The forced expiratory volume in one second (FEV1) will be measured before and after the study to determine changes in lung function.

Krystal Biotech Senior Vice President of Clinical Development Hubert Chen, M.D. explained the trial in simplified terms stating the trial is, “designed to treat the root cause of the disease regardless of an individual patient’s mutation by giving the body instructions to produce its own functional protein.”

Cystic Fibrosis Overview

Cystic fibrosis is a rare, life-threatening disease. Sources including the Cystic Fibrosis Foundation indicate there are close to 40,000 children and adults living with cystic fibrosis in the US, and an estimated 105,000 people diagnosed with CF across 94 countries.

The disease is caused by mutations in the CFTR gene which codes for a protein that regulates the movement of salt and water in and out of cells. In patients with cystic fibrosis, this protein is defective causing a build-up of mucus in the lungs which leads to respiratory infections, inflammation, and eventual lung damage.

There is currently no cure for cystic fibrosis and patients typically have a life expectancy of around 40 years. However, with advances in treatments and therapies, patients are now living longer and healthier lives. According to the Cystic Fibrosis Foundation, the median age at death for patients with CF in the United States was 34.1 years in 2020.

CFTR modulators are beneficial for patients with certain CFTR alterations, yet they may still have breathing issues that need to be addressed. Importantly, around 10-15% of CF patients have genetic changes that aren’t expected to respond to current treatments and don’t qualify for any currently available disease-modifying therapies; these people represent a large unmet need.
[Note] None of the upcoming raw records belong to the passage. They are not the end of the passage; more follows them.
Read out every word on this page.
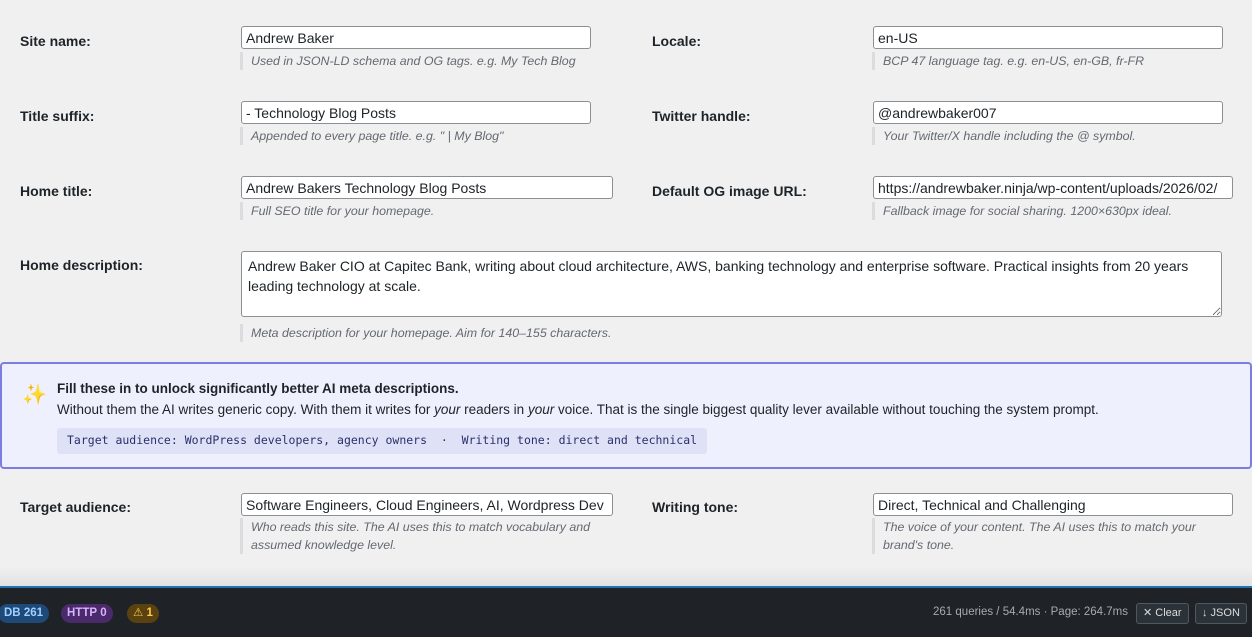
Site name:
Andrew Baker
Used in JSON-LD schema and OG tags. e.g. My Tech Blog
Locale:
en-US
BCP 47 language tag. e.g. en-US, en-GB, fr-FR
Title suffix:
- Technology Blog Posts
Appended to every page title. e.g. " | My Blog"
Twitter handle:
@andrewbaker007
Your Twitter/X handle including the @ symbol.
Home title:
Andrew Bakers Technology Blog Posts
Full SEO title for your homepage.
Default OG image URL:
https://andrewbaker.ninja/wp-content/uploads/2026/02/
Fallback image for social sharing. 1200×630px ideal.
Home description:
Andrew Baker CIO at Capitec Bank, writing about cloud architecture, AWS, banking technology and enterprise software. Practical insights from 20 years leading technology at scale.
Meta description for your homepage. Aim for 140–155 characters.
✨ Fill these in to unlock significantly better AI meta descriptions.
Without them the AI writes generic copy. With them it writes for your readers in your voice. That is the single biggest quality lever available without touching the system prompt.
Target audience: WordPress developers, agency owners  ·  Writing tone: direct and technical
Target audience:
Software Engineers, Cloud Engineers, AI, Wordpress Dev
Who reads this site. The AI uses this to match vocabulary and
assumed knowledge level.
Writing tone:
Direct, Technical and Challenging
The voice of your content. The AI uses this to match your
brand's tone.
DB 261	HTTP 0	⚠ 1	261 queries / 54.4ms · Page: 264.7ms	✕ Clear	↓ JSON
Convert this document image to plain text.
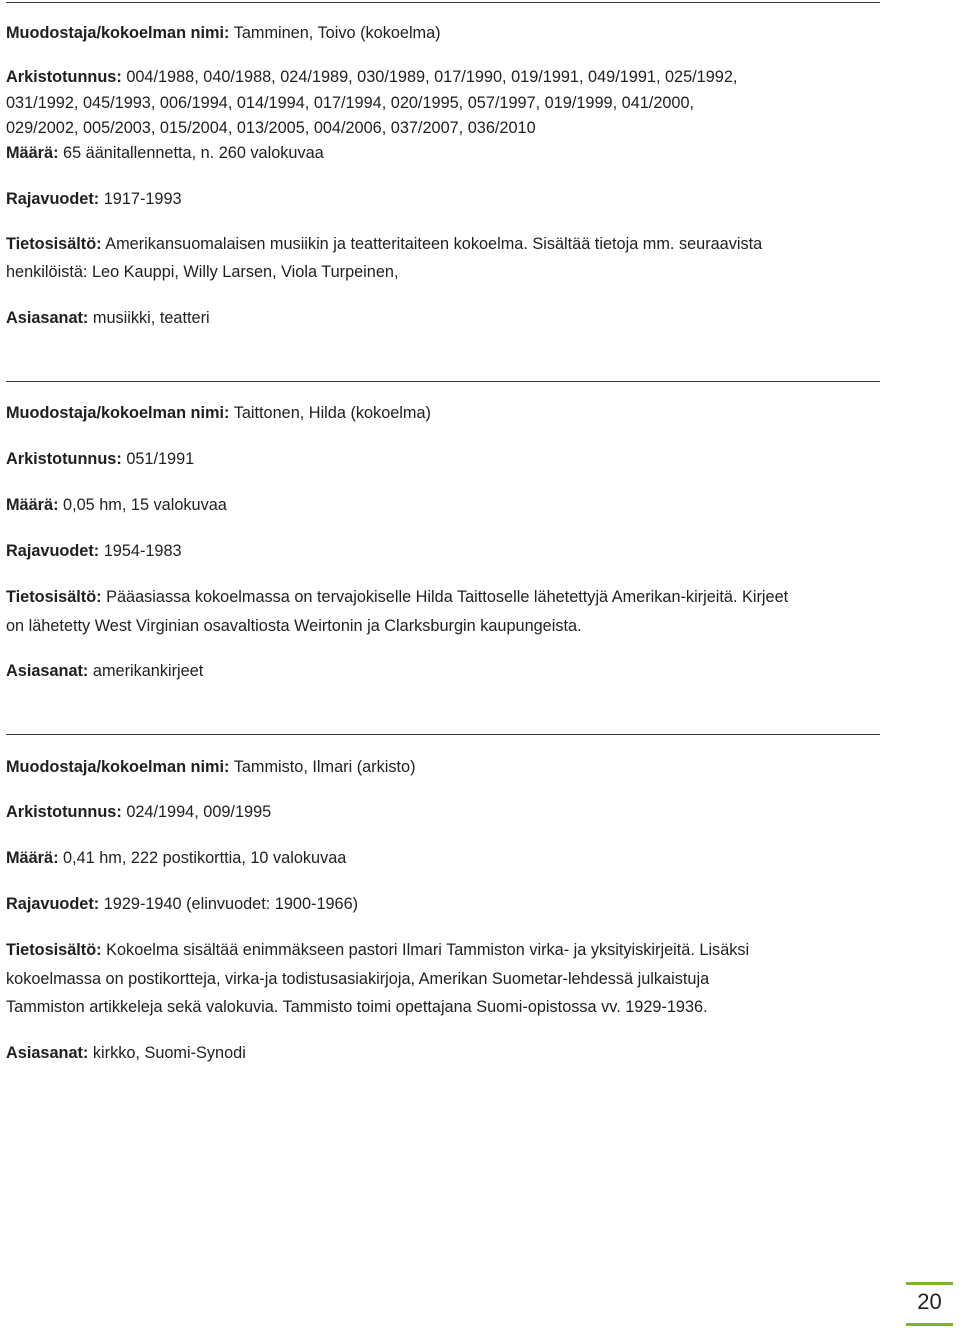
Muodostaja/kokoelman nimi: Tamminen, Toivo (kokoelma)
Arkistotunnus: 004/1988, 040/1988, 024/1989, 030/1989, 017/1990, 019/1991, 049/1991, 025/1992,
031/1992, 045/1993, 006/1994, 014/1994, 017/1994, 020/1995, 057/1997, 019/1999, 041/2000,
029/2002, 005/2003, 015/2004, 013/2005, 004/2006, 037/2007, 036/2010
Määrä: 65 äänitallennetta, n. 260 valokuvaa
Rajavuodet: 1917-1993
Tietosisältö: Amerikansuomalaisen musiikin ja teatteritaiteen kokoelma. Sisältää tietoja mm. seuraavista
henkilöistä: Leo Kauppi, Willy Larsen, Viola Turpeinen,
Asiasanat: musiikki, teatteri
Muodostaja/kokoelman nimi: Taittonen, Hilda (kokoelma)
Arkistotunnus: 051/1991
Määrä: 0,05 hm, 15 valokuvaa
Rajavuodet: 1954-1983
Tietosisältö: Pääasiassa kokoelmassa on tervajokiselle Hilda Taittoselle lähetettyjä Amerikan-kirjeitä. Kirjeet
on lähetetty West Virginian osavaltiosta Weirtonin ja Clarksburgin kaupungeista.
Asiasanat: amerikankirjeet
Muodostaja/kokoelman nimi: Tammisto, Ilmari (arkisto)
Arkistotunnus: 024/1994, 009/1995
Määrä: 0,41 hm, 222 postikorttia, 10 valokuvaa
Rajavuodet: 1929-1940 (elinvuodet: 1900-1966)
Tietosisältö: Kokoelma sisältää enimmäkseen pastori Ilmari Tammiston virka- ja yksityiskirjeitä. Lisäksi
kokoelmassa on postikortteja, virka-ja todistusasiakirjoja, Amerikan Suometar-lehdessä julkaistuja
Tammiston artikkeleja sekä valokuvia. Tammisto toimi opettajana Suomi-opistossa vv. 1929-1936.
Asiasanat: kirkko, Suomi-Synodi
20
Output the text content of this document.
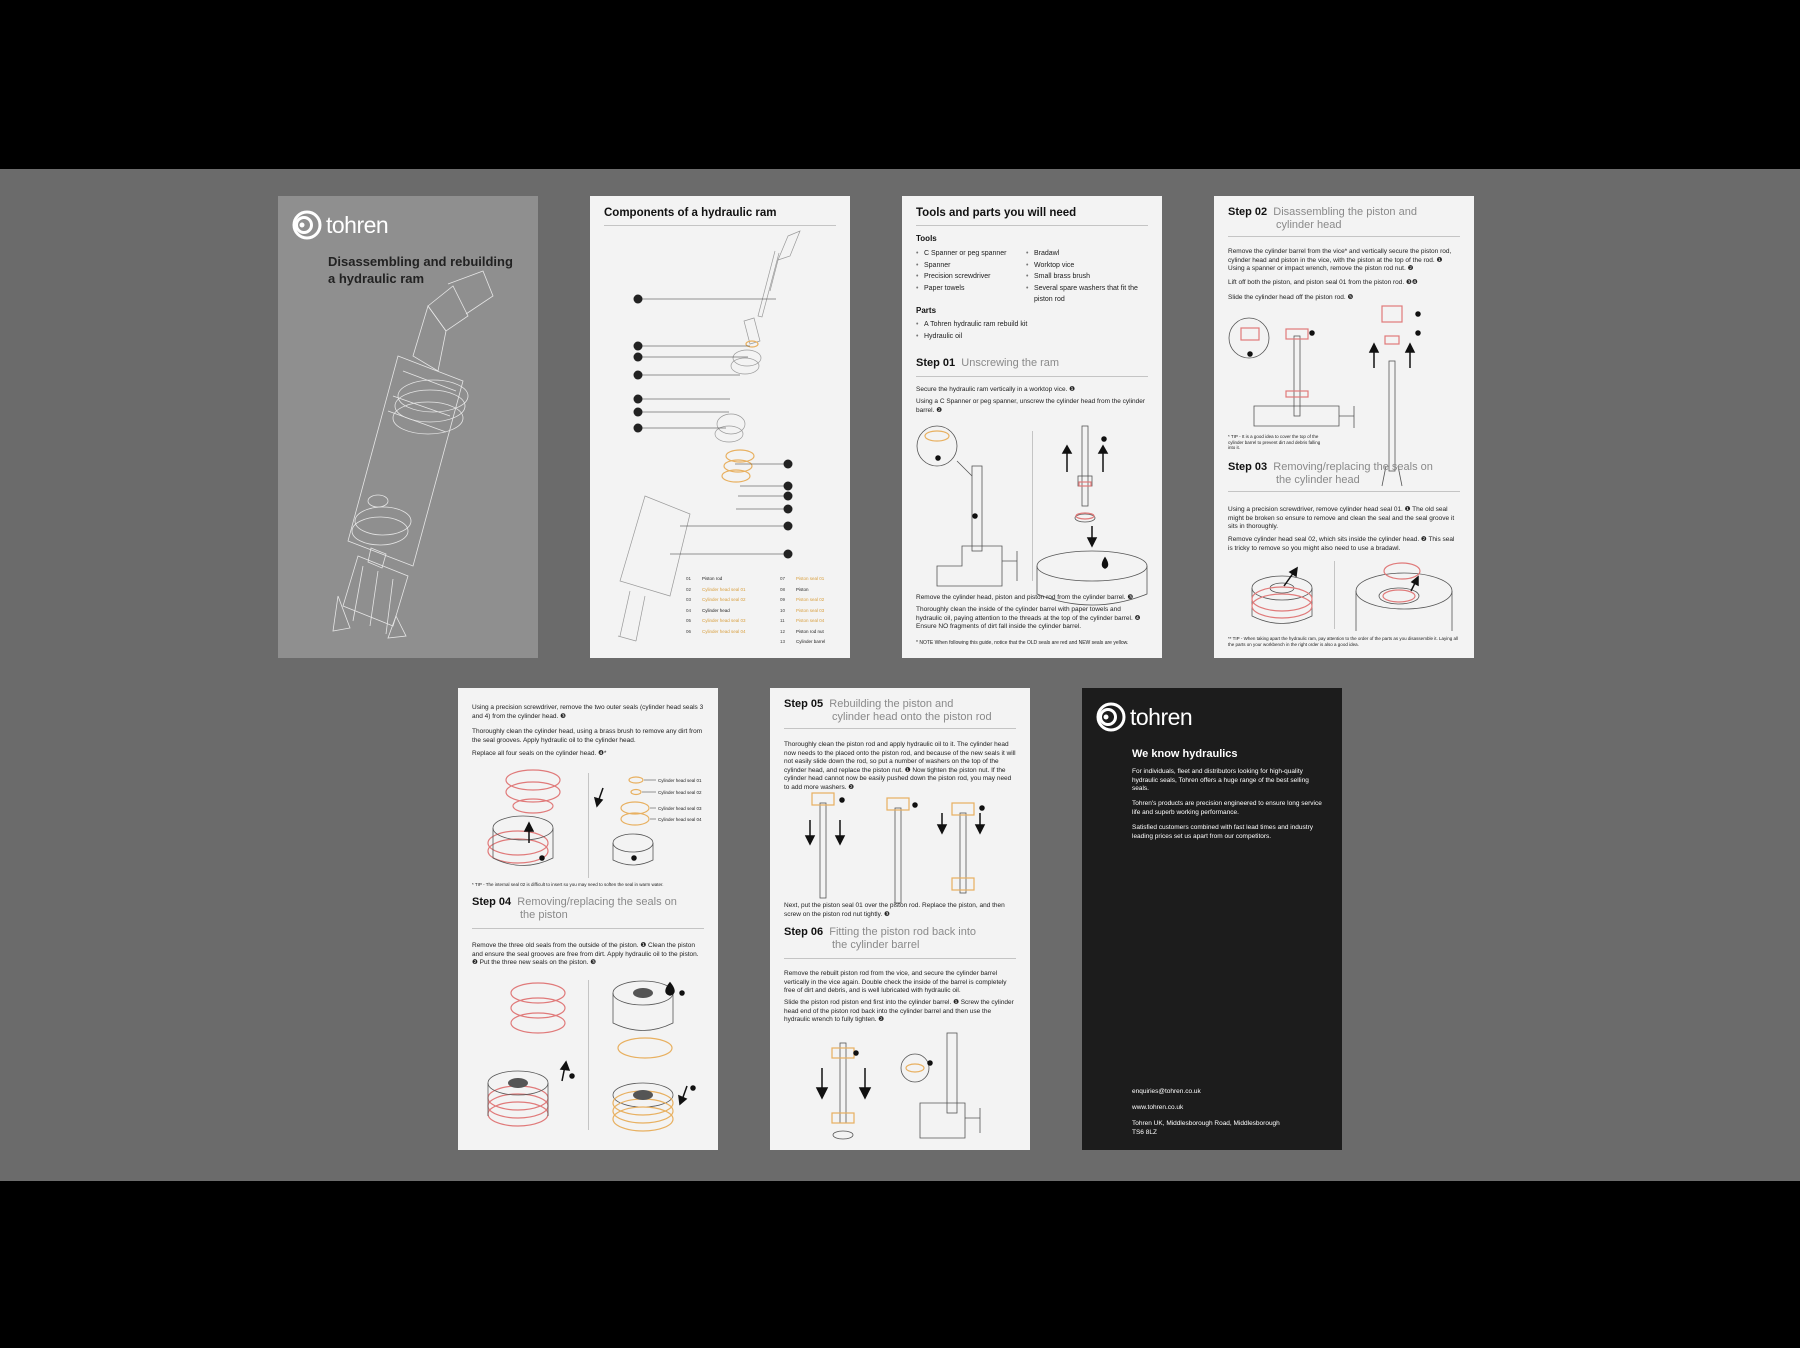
tohren
Disassembling and rebuilding
a hydraulic ram
Components of a hydraulic ram
01	Piston rod
02	Cylinder head seal 01
03	Cylinder head seal 02
04	Cylinder head
05	Cylinder head seal 03
06	Cylinder head seal 04
07	Piston seal 01
08	Piston
09	Piston seal 02
10	Piston seal 03
11	Piston seal 04
12	Piston rod nut
13	Cylinder barrel
Tools and parts you will need
Tools
• C Spanner or peg spanner
• Spanner
• Precision screwdriver
• Paper towels
• Bradawl
• Worktop vice
• Small brass brush
• Several spare washers that fit the piston rod
Parts
• A Tohren hydraulic ram rebuild kit
• Hydraulic oil
Step 01 Unscrewing the ram
Secure the hydraulic ram vertically in a worktop vice. ❶
Using a C Spanner or peg spanner, unscrew the cylinder head from the cylinder barrel. ❷
Remove the cylinder head, piston and piston rod from the cylinder barrel. ❸
Thoroughly clean the inside of the cylinder barrel with paper towels and hydraulic oil, paying attention to the threads at the top of the cylinder barrel. ❹ Ensure NO fragments of dirt fall inside the cylinder barrel.
* NOTE When following this guide, notice that the OLD seals are red and NEW seals are yellow.
Step 02 Disassembling the piston and
cylinder head
Remove the cylinder barrel from the vice* and vertically secure the piston rod, cylinder head and piston in the vice, with the piston at the top of the rod. ❶ Using a spanner or impact wrench, remove the piston rod nut. ❷
Lift off both the piston, and piston seal 01 from the piston rod. ❸❹
Slide the cylinder head off the piston rod. ❺
* TIP - It is a good idea to cover the top of the cylinder barrel to prevent dirt and debris falling into it.
Step 03 Removing/replacing the seals on
the cylinder head
Using a precision screwdriver, remove cylinder head seal 01. ❶ The old seal might be broken so ensure to remove and clean the seal and the seal groove it sits in thoroughly.
Remove cylinder head seal 02, which sits inside the cylinder head. ❷ This seal is tricky to remove so you might also need to use a bradawl.
** TIP - When taking apart the hydraulic ram, pay attention to the order of the parts as you disassemble it. Laying all the parts on your workbench in the right order is also a good idea.
Using a precision screwdriver, remove the two outer seals (cylinder head seals 3 and 4) from the cylinder head. ❸
Thoroughly clean the cylinder head, using a brass brush to remove any dirt from the seal grooves. Apply hydraulic oil to the cylinder head.
Replace all four seals on the cylinder head. ❹*
Cylinder head seal 01
Cylinder head seal 02
Cylinder head seal 03
Cylinder head seal 04
* TIP - The internal seal 02 is difficult to insert so you may need to soften the seal in warm water.
Step 04 Removing/replacing the seals on
the piston
Remove the three old seals from the outside of the piston. ❶ Clean the piston and ensure the seal grooves are free from dirt. Apply hydraulic oil to the piston. ❷ Put the three new seals on the piston. ❸
Step 05 Rebuilding the piston and
cylinder head onto the piston rod
Thoroughly clean the piston rod and apply hydraulic oil to it. The cylinder head now needs to the placed onto the piston rod, and because of the new seals it will not easily slide down the rod, so put a number of washers on the top of the cylinder head, and replace the piston nut. ❶ Now tighten the piston nut. If the cylinder head cannot now be easily pushed down the piston rod, you may need to add more washers. ❷
Next, put the piston seal 01 over the piston rod. Replace the piston, and then screw on the piston rod nut tightly. ❸
Step 06 Fitting the piston rod back into
the cylinder barrel
Remove the rebuilt piston rod from the vice, and secure the cylinder barrel vertically in the vice again. Double check the inside of the barrel is completely free of dirt and debris, and is well lubricated with hydraulic oil.
Slide the piston rod piston end first into the cylinder barrel. ❶ Screw the cylinder head end of the piston rod back into the cylinder barrel and then use the hydraulic wrench to fully tighten. ❷
tohren
We know hydraulics
For individuals, fleet and distributors looking for high-quality hydraulic seals, Tohren offers a huge range of the best selling seals.
Tohren's products are precision engineered to ensure long service life and superb working performance.
Satisfied customers combined with fast lead times and industry leading prices set us apart from our competitors.
enquiries@tohren.co.uk
www.tohren.co.uk
Tohren UK, Middlesborough Road, Middlesborough
TS6 8LZ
About Krystal Biotech, Inc.

Krystal Biotech is a pivotal-stage gene therapy business that uses its unique redosable gene therapy platform and in-house production capacity to create life-changing medicines for persons with severe illnesses such as rare diseases of the skin, lungs, and other regions.

Dr. Chen of Krystal Biotech also expanded on what the new IND meant for Krystal Biotech stating, “This IND acceptance represents an important milestone for us as it allows us to demonstrate the power of our platform to deliver genes, beyond skin cells, to respiratory cells.”